Closed lpmi-13 closed 2 years ago
One potential task would be to parse N number of log files and get the average request count for each IP address.
...or top 10 noisiest IPs or ones that only show up once, or whatever
Another interesting use case would be log all network requests when accessing YouTube videos, output those to logs, and try to process/filter them so we only have a list of domains that serve ads, a la pihole block list.
actually...absent an insanely large log file...this might as well just be done locally instead of in gitpod, since there's no real benefit to doing this in a remote environment (unless you normally work in windows and want some linux command line practice).
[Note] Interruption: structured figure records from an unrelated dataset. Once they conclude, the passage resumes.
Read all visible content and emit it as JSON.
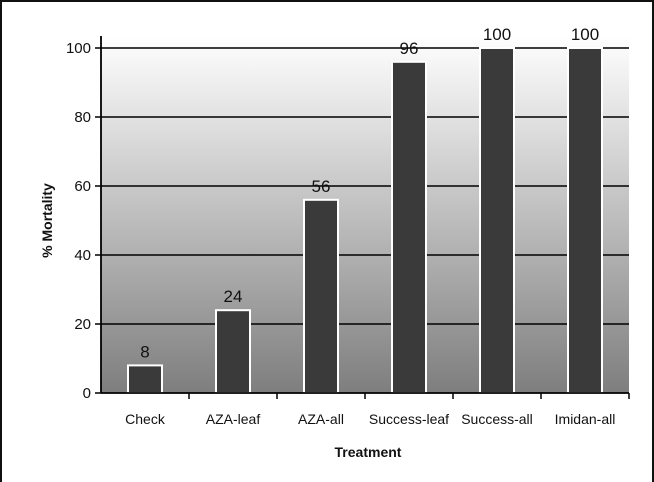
{
  "chart_data": {
    "type": "bar",
    "title": "",
    "xlabel": "Treatment",
    "ylabel": "% Mortality",
    "categories": [
      "Check",
      "AZA-leaf",
      "AZA-all",
      "Success-leaf",
      "Success-all",
      "Imidan-all"
    ],
    "values": [
      8,
      24,
      56,
      96,
      100,
      100
    ],
    "data_labels": [
      "8",
      "24",
      "56",
      "96",
      "100",
      "100"
    ],
    "ylim": [
      0,
      100
    ],
    "yticks": [
      0,
      20,
      40,
      60,
      80,
      100
    ],
    "ytick_labels": [
      "0",
      "20",
      "40",
      "60",
      "80",
      "100"
    ],
    "grid": "horizontal",
    "legend": "none",
    "colors": {
      "bar_fill": "#3a3a3a",
      "bar_edge": "#ffffff",
      "gridline": "#000000",
      "background_top": "#ffffff",
      "background_bottom": "#7e7e7e"
    }
  }
}
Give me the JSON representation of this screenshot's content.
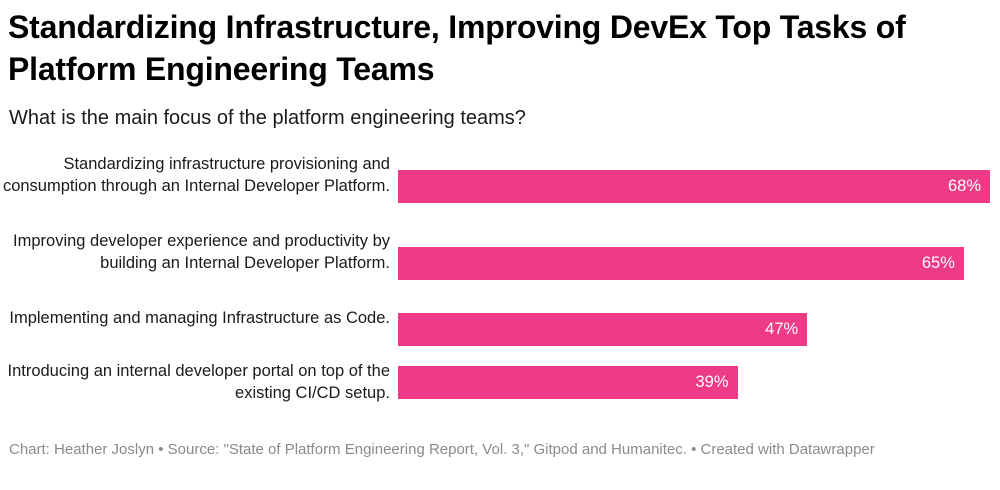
{
  "header": {
    "title": "Standardizing Infrastructure, Improving DevEx Top Tasks of Platform Engineering Teams",
    "subtitle": "What is the main focus of the platform engineering teams?"
  },
  "chart_data": {
    "type": "bar",
    "orientation": "horizontal",
    "title": "Standardizing Infrastructure, Improving DevEx Top Tasks of Platform Engineering Teams",
    "subtitle": "What is the main focus of the platform engineering teams?",
    "categories": [
      "Standardizing infrastructure provisioning and consumption through an Internal Developer Platform.",
      "Improving developer experience and productivity by building an Internal Developer Platform.",
      "Implementing and managing Infrastructure as Code.",
      "Introducing an internal developer portal on top of the existing CI/CD setup."
    ],
    "values": [
      68,
      65,
      47,
      39
    ],
    "value_labels": [
      "68%",
      "65%",
      "47%",
      "39%"
    ],
    "unit": "%",
    "xlim": [
      0,
      68
    ],
    "grid": false,
    "legend": "none",
    "bar_color": "#ee3b88"
  },
  "footer": {
    "text": "Chart: Heather Joslyn • Source: \"State of Platform Engineering Report, Vol. 3,\" Gitpod and Humanitec. • Created with Datawrapper"
  }
}
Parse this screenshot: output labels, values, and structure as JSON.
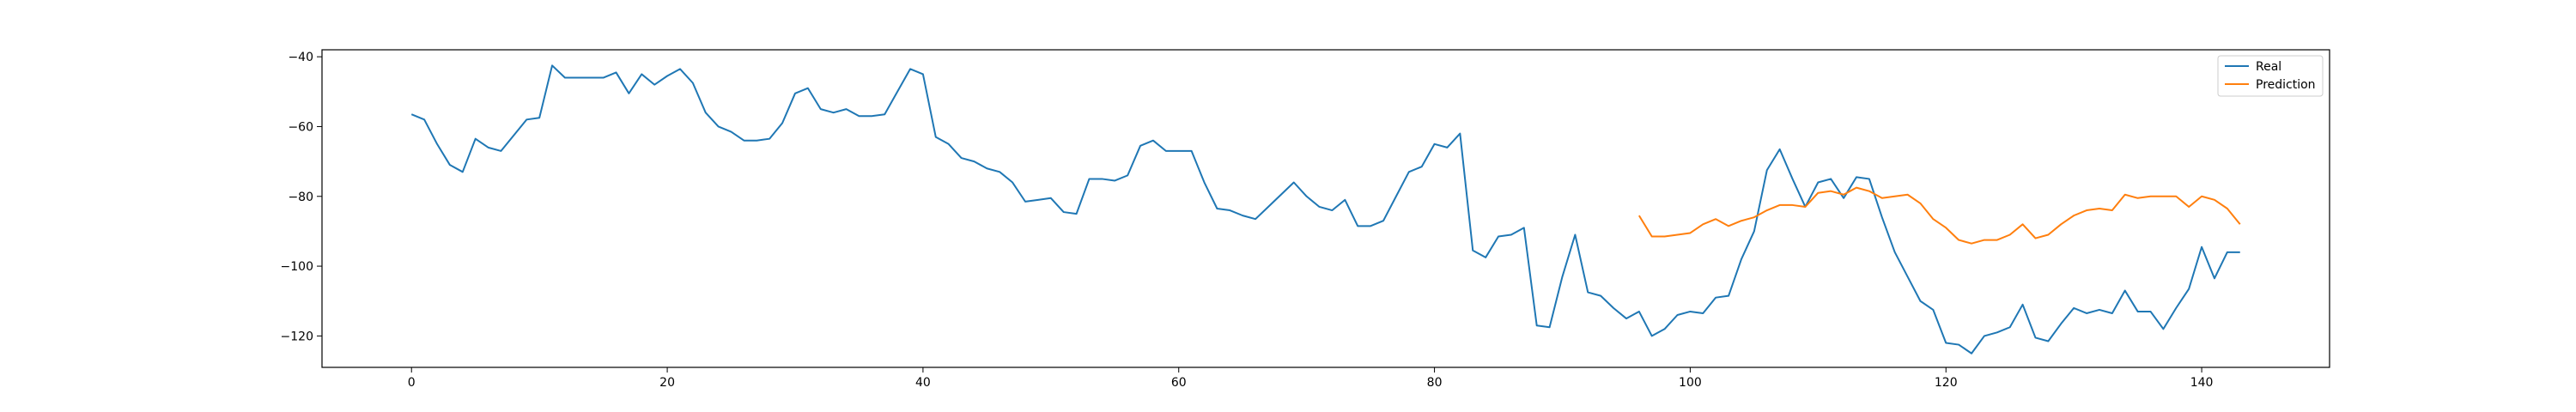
{
  "chart_data": {
    "type": "line",
    "title": "",
    "xlabel": "",
    "ylabel": "",
    "xlim": [
      -7,
      150
    ],
    "ylim": [
      -129,
      -38
    ],
    "xticks": [
      0,
      20,
      40,
      60,
      80,
      100,
      120,
      140
    ],
    "yticks": [
      -40,
      -60,
      -80,
      -100,
      -120
    ],
    "xtick_labels": [
      "0",
      "20",
      "40",
      "60",
      "80",
      "100",
      "120",
      "140"
    ],
    "ytick_labels": [
      "−40",
      "−60",
      "−80",
      "−100",
      "−120"
    ],
    "grid": false,
    "legend_position": "top-right",
    "series": [
      {
        "name": "Real",
        "color": "#1f77b4",
        "x": [
          0,
          1,
          2,
          3,
          4,
          5,
          6,
          7,
          8,
          9,
          10,
          11,
          12,
          13,
          14,
          15,
          16,
          17,
          18,
          19,
          20,
          21,
          22,
          23,
          24,
          25,
          26,
          27,
          28,
          29,
          30,
          31,
          32,
          33,
          34,
          35,
          36,
          37,
          38,
          39,
          40,
          41,
          42,
          43,
          44,
          45,
          46,
          47,
          48,
          49,
          50,
          51,
          52,
          53,
          54,
          55,
          56,
          57,
          58,
          59,
          60,
          61,
          62,
          63,
          64,
          65,
          66,
          67,
          68,
          69,
          70,
          71,
          72,
          73,
          74,
          75,
          76,
          77,
          78,
          79,
          80,
          81,
          82,
          83,
          84,
          85,
          86,
          87,
          88,
          89,
          90,
          91,
          92,
          93,
          94,
          95,
          96,
          97,
          98,
          99,
          100,
          101,
          102,
          103,
          104,
          105,
          106,
          107,
          108,
          109,
          110,
          111,
          112,
          113,
          114,
          115,
          116,
          117,
          118,
          119,
          120,
          121,
          122,
          123,
          124,
          125,
          126,
          127,
          128,
          129,
          130,
          131,
          132,
          133,
          134,
          135,
          136,
          137,
          138,
          139,
          140,
          141,
          142,
          143
        ],
        "y": [
          -56.5,
          -58,
          -65,
          -71,
          -73,
          -63.5,
          -66,
          -67,
          -62.5,
          -58,
          -57.5,
          -42.5,
          -46,
          -46,
          -46,
          -46,
          -44.5,
          -50.5,
          -45,
          -48,
          -45.5,
          -43.5,
          -47.5,
          -56,
          -60,
          -61.5,
          -64,
          -64,
          -63.5,
          -59,
          -50.5,
          -49,
          -55,
          -56,
          -55,
          -57,
          -57,
          -56.5,
          -50,
          -43.5,
          -45,
          -63,
          -65,
          -69,
          -70,
          -72,
          -73,
          -76,
          -81.5,
          -81,
          -80.5,
          -84.5,
          -85,
          -75,
          -75,
          -75.5,
          -74,
          -65.5,
          -64,
          -67,
          -67,
          -67,
          -76,
          -83.5,
          -84,
          -85.5,
          -86.5,
          -83,
          -79.5,
          -76,
          -80,
          -83,
          -84,
          -81,
          -88.5,
          -88.5,
          -87,
          -80,
          -73,
          -71.5,
          -65,
          -66,
          -62,
          -95.5,
          -97.5,
          -91.5,
          -91,
          -89,
          -117,
          -117.5,
          -103,
          -91,
          -107.5,
          -108.5,
          -112,
          -115,
          -113,
          -120,
          -118,
          -114,
          -113,
          -113.5,
          -109,
          -108.5,
          -98,
          -90,
          -72.5,
          -66.5,
          -75,
          -83,
          -76,
          -75,
          -80.5,
          -74.5,
          -75,
          -86,
          -96,
          -103,
          -110,
          -112.5,
          -122,
          -122.5,
          -125,
          -120,
          -119,
          -117.5,
          -111,
          -120.5,
          -121.5,
          -116.5,
          -112,
          -113.5,
          -112.5,
          -113.5,
          -107,
          -113,
          -113,
          -118,
          -112,
          -106.5,
          -94.5,
          -103.5,
          -96,
          -96
        ]
      },
      {
        "name": "Prediction",
        "color": "#ff7f0e",
        "x": [
          96,
          97,
          98,
          99,
          100,
          101,
          102,
          103,
          104,
          105,
          106,
          107,
          108,
          109,
          110,
          111,
          112,
          113,
          114,
          115,
          116,
          117,
          118,
          119,
          120,
          121,
          122,
          123,
          124,
          125,
          126,
          127,
          128,
          129,
          130,
          131,
          132,
          133,
          134,
          135,
          136,
          137,
          138,
          139,
          140,
          141,
          142,
          143
        ],
        "y": [
          -85.5,
          -91.5,
          -91.5,
          -91,
          -90.5,
          -88,
          -86.5,
          -88.5,
          -87,
          -86,
          -84,
          -82.5,
          -82.5,
          -83,
          -79,
          -78.5,
          -79.5,
          -77.5,
          -78.5,
          -80.5,
          -80,
          -79.5,
          -82,
          -86.5,
          -89,
          -92.5,
          -93.5,
          -92.5,
          -92.5,
          -91,
          -88,
          -92,
          -91,
          -88,
          -85.5,
          -84,
          -83.5,
          -84,
          -79.5,
          -80.5,
          -80,
          -80,
          -80,
          -83,
          -80,
          -81,
          -83.5,
          -88
        ]
      }
    ]
  }
}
Gonna close this as done, since it took me about 20 minutes to create https://github.com/lpmi-13/sadpods-logsearch
We haven't added one of these in a while, so I thought I'd add one while I'm thinking of it...
There are lots of useful commands to parse logs (eg, grep, awk, etc), and it might be nice to have a disposable environment to practice them in. So I'm going to make a micromaterial intended to be run in gitpods (but also possible locally, just requiring a clone of several hundred megabytes of data) where you can practice finding various things by using these command line tools.
There are lots of free data sets at kaggle: https://www.kaggle.com/datasets?search=server+logs
The plan is to grab that data and see what we can find! Half exploratory data analysis, half treasure hunt!